I see students pushing back because they understand that dress codes are often disproportionately enforced for female versus male students and perpetuate the thoughts that women's bodies as inherently sexual and objectified distractions to male students. I see a system that seems to have one set of rules for boys and another for girls and I worry about what kind of "hidden curriculum" of casual and systemic sexism this kind of culture creates and how this seeps into the minds of our children over the years.

You see this fight as an insult to the many people who are fighting for gender equality and "real" women's issues across the globe.  

I see young girls taking up the mantle of feminism at this very moment in their lives. I see them looking at the world with different eyes now and perhaps becoming the future leaders in our continued fight for equality in all things. 



You see an image of a mother breastfeeding her six-year old and think that there is something so very, very wrong with it and that this practice is scarring the child forever and doesn't actually have any health "benefits".

I see a mother-child dyad that is incredibly bonded and that will come to the natural end of their nursing partnership when both are ready.

You see a kid who can go to the fridge and get her own cup of milk and wonder what is the point of the continued breastfeeding. 

I see that breastfeeding a child is about far more than being a food source. It is about warmth, and love, and closeness, and comfort, and help to fall asleep, and is not about any so called "benefits", it is simply the way mammals feed and nurture their young.

You see a mother flaunting her "extreme" parenting style all over the internet and on magazine covers, and say that she is making THIS not just about her and her choices, but inviting everyone to comment about it. 
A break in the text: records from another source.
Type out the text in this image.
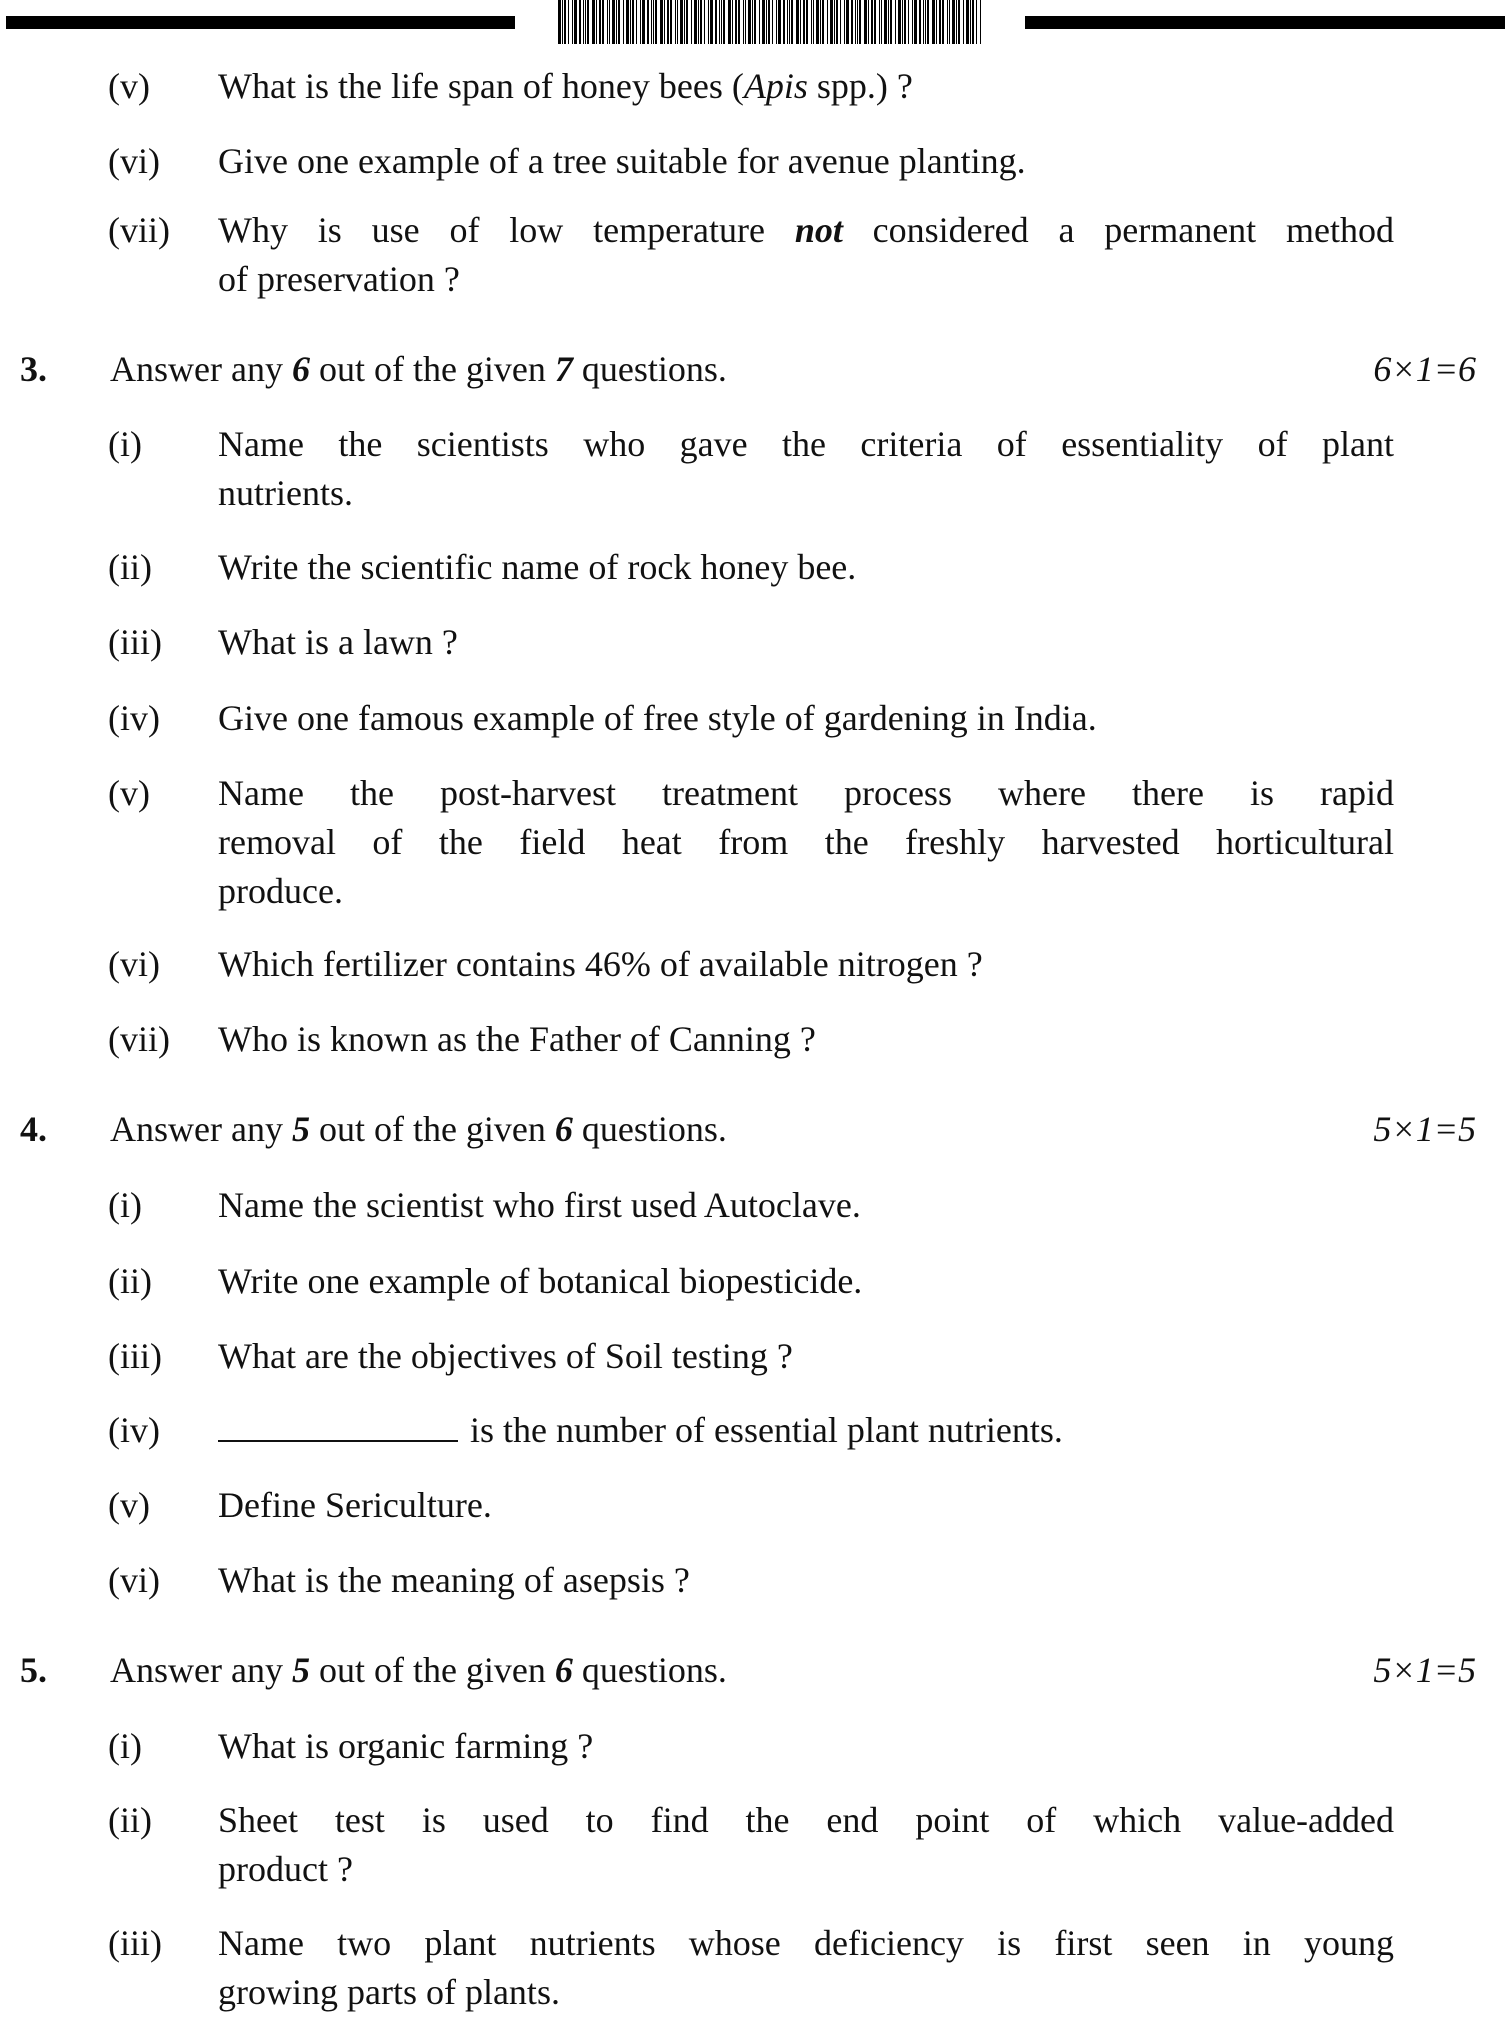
(v) What is the life span of honey bees (Apis spp.) ?
(vi) Give one example of a tree suitable for avenue planting.
(vii) Why is use of low temperature not considered a permanent method
of preservation ?
3.	6×1=6
Answer any 6 out of the given 7 questions.
(i) Name the scientists who gave the criteria of essentiality of plant
nutrients.
(ii) Write the scientific name of rock honey bee.
(iii) What is a lawn ?
(iv) Give one famous example of free style of gardening in India.
(v) Name the post-harvest treatment process where there is rapid
removal of the field heat from the freshly harvested horticultural
produce.
(vi) Which fertilizer contains 46% of available nitrogen ?
(vii) Who is known as the Father of Canning ?
4.	5×1=5
Answer any 5 out of the given 6 questions.
(i) Name the scientist who first used Autoclave.
(ii) Write one example of botanical biopesticide.
(iii) What are the objectives of Soil testing ?
(iv)	is the number of essential plant nutrients.
(v) Define Sericulture.
(vi) What is the meaning of asepsis ?
5.	5×1=5
Answer any 5 out of the given 6 questions.
(i) What is organic farming ?
(ii) Sheet test is used to find the end point of which value-added
product ?
(iii) Name two plant nutrients whose deficiency is first seen in young
growing parts of plants.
I see a breastfeeding advocate who knows that "one can not be what one does not see" and is showing the world the simple, normal, healthy, and loving way that she has nursed her child.

I see that western cultures have very disheartening breastfeeding rates and by sharing photos of mothers nursing their children (at any age) and showing these practices more in the mainstream, more women will witness it and know that there is no shame in nursing (in public or not).


NURSING, because she fell off her bike

NURSING, because she fell off her bike


You see a new government in our province that has a cabinet of ministers with parity of gender and a specific portfolio for one who is now the Minister Responsible for the Status of Women and ask where the ministry for the status of men is? 

I see a government who is embracing the fact that women make up 50% of the population in this province, who is taking a serious look as to why the two largest cities in Alberta ranked lowest on a study of 20 cities in Canada as the worst for women, and is committed to making it a priority to see changes to these issues that can only benefit our whole province and our economy. 

You spout off reasons that the gender pay gap is a myth, that women are CHOOSING lower paying jobs and CHOOSING to stay home to care for children, and that you want equality for men too.

I see someone who doesn't want to step into my (or any woman's) shoes for a moment and actually see things from the perspective and the reality of these choices (hint: they are not actually choices for many). I see someone who is hurting and likely needed support at some point in his life, but didn't feel he could ask for it, because he lives in a culture that has taught him that vulnerability is weakness and that his only choice is to "man up". 

You see feminists as your enemies.

I see a person who doesn't understand that there are no enemies here and that deep down, we ALL truly want the same things. To be treated with kindness, compassion and respect as human beings.